Images posted on Facebook by someone who appeared to be riding out the storm in Grand Isle showed roads topped with white-capped waves and a parking lot submerged in water.

"Pray for us all," the person wrote.

The National Hurricane Center described Ida's storm surge as "catastrophic" and said it could measure as much as 16 feet at Port Fourchon, where it made landfall shortly before noon Sunday.

Elsewhere in southern Louisiana, the quick rise in sea level was expected to be less, the center said. But security camera video from a fire station in St. Bernard Parish, east of New Orleans, showed what was still a dramatic surge of water.

The storm made landfall with maximum sustained winds of 150 mph, and video and photos from areas in and around New Orleans showed roofs that had been ripped from buildings and, in one case, tossed down the road into a power line.

A video recorded taken in Port Fourchon showed strong waves crashing into a dock as Ida arrived.

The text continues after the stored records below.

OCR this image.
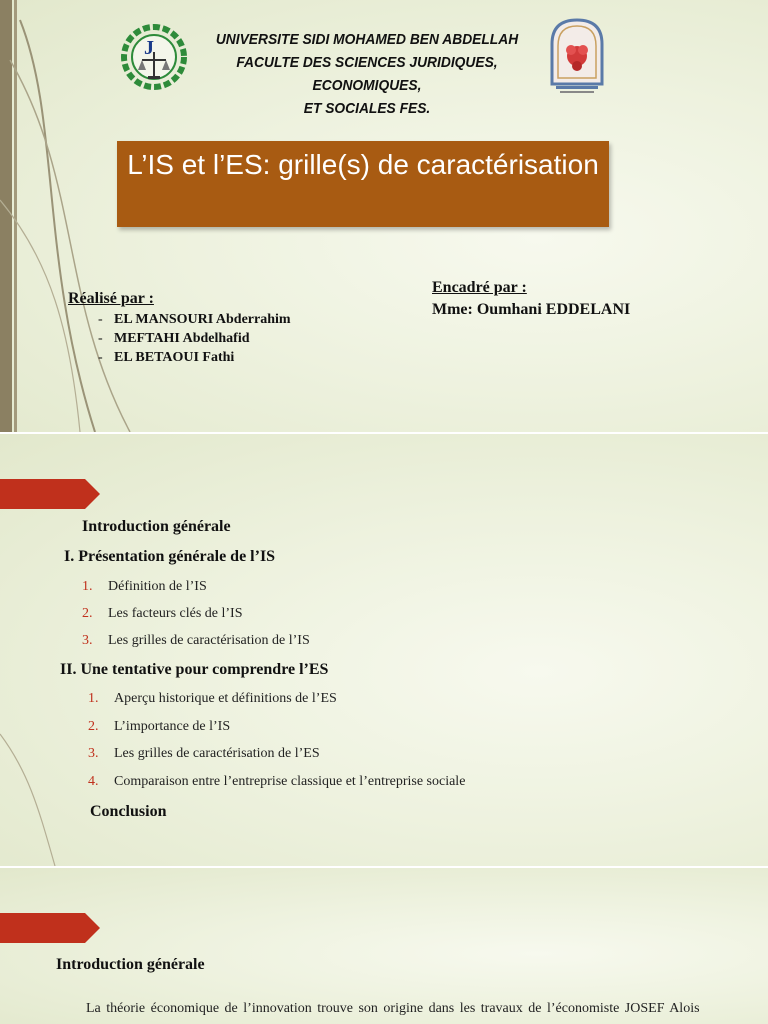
J	UNIVERSITE SIDI MOHAMED BEN ABDELLAH
FACULTE DES SCIENCES JURIDIQUES, ECONOMIQUES,
ET SOCIALES FES.
L’IS et l’ES: grille(s) de caractérisation
Réalisé par :
- EL MANSOURI Abderrahim
- MEFTAHI Abdelhafid
- EL BETAOUI Fathi
Encadré par :
Mme: Oumhani EDDELANI
Introduction générale
I. Présentation générale de l’IS
1. Définition de l’IS
2. Les facteurs clés de l’IS
3. Les grilles de caractérisation de l’IS
II. Une tentative pour comprendre l’ES
1. Aperçu historique et définitions de l’ES
2. L’importance de l’IS
3. Les grilles de caractérisation de l’ES
4. Comparaison entre l’entreprise classique et l’entreprise sociale
Conclusion
Introduction générale
La théorie économique de l’innovation trouve son origine dans les travaux de l’économiste JOSEF Alois
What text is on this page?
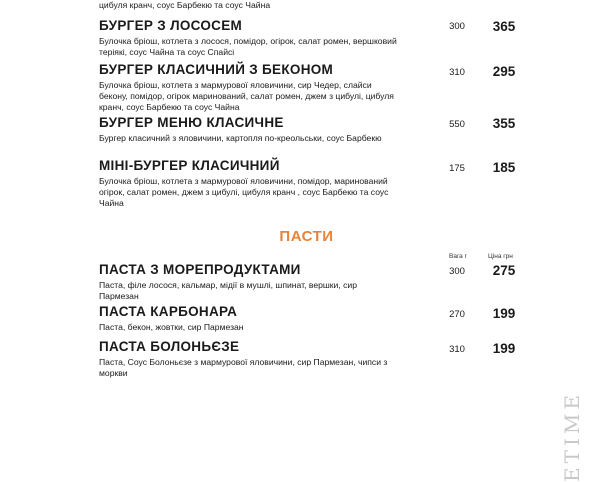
цибуля кранч, соус Барбекю та соус Чайна
БУРГЕР З ЛОСОСЕМ
Булочка бріош, котлета з лосося, помідор, огірок, салат ромен, вершковий теріякі, соус Чайна та соус Спайсі
300	365
БУРГЕР КЛАСИЧНИЙ З БЕКОНОМ
Булочка бріош, котлета з мармурової яловичини, сир Чедер, слайси бекону, помідор, огірок маринований, салат ромен, джем з цибулі, цибуля кранч, соус Барбекю та соус Чайна
310	295
БУРГЕР МЕНЮ КЛАСИЧНЕ
Бургер класичний з яловичини, картопля по-креольськи, соус Барбекю
550	355
МІНІ-БУРГЕР КЛАСИЧНИЙ
Булочка бріош, котлета з мармурової яловичини, помідор, маринований огірок, салат ромен, джем з цибулі, цибуля кранч , соус Барбекю та соус Чайна
175	185
ПАСТИ
Вага г	Ціна грн
ПАСТА З МОРЕПРОДУКТАМИ
Паста, філе лосося, кальмар, мідії в мушлі, шпинат, вершки, сир Пармезан
300	275
ПАСТА КАРБОНАРА
Паста, бекон, жовтки, сир Пармезан
270	199
ПАСТА БОЛОНЬЄЗЕ
Паста, Соус Болоньєзе з мармурової яловичини, сир Пармезан, чипси з моркви
310	199
ETIME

"All I can say is WOW!!! The two things in life you NEVER underestimate, God & Mother Nature!!" Jeremy DiBenedetto wrote in a caption alongside two videos. "I'm not sure if anyone has ever gotten footage like this ever before, but the power of this storm is totally UNBELIEVABLE!!"

In St. Rose, just west of downtown New Orleans, a boat collision was captured on camera. A barge crashed into a bridge in Jefferson Parish, making it structurally unsafe, officials there said. It was one of more than a dozen of what a spokesman for the Coast Guard's local office described as "breakaway barges" in the region.

Ferries were also seen drifting in the area, WDSU reported.

In one instance, the regional transit authority told the station that the vessel had detached from a barge and run aground.

In St. Bernard Parish, where the Chalmette ferry could be seen floating upriver, parish President Guy McInnis told the station: "Nothing we can do at this point."

A photo posted on social media in downtown Thibodaux in Lafourche Parish showed cars completely destroyed and debris littered across the ground.

A video showed the roof being ripped off a hospital in Galliano, also in Lafourche.

In Terrebonne Parish, a resident in Houma recorded a video of a large tree being uprooted and crashing to the ground, narrowly missing the house.

Theophilus Charles, 70, sits inside his house which was heavily damaged by Hurricane Ida in Houma, La., on Aug. 30, 2021.
Theophilus Charles, 70, in his house, which was heavily damaged by Hurricane Ida, in Houma, La., on Sunday.Adrees Latif / Reuters

A Houma resident, Theophilus Charles, 70, was also captured in a photo sitting in his badly damaged home.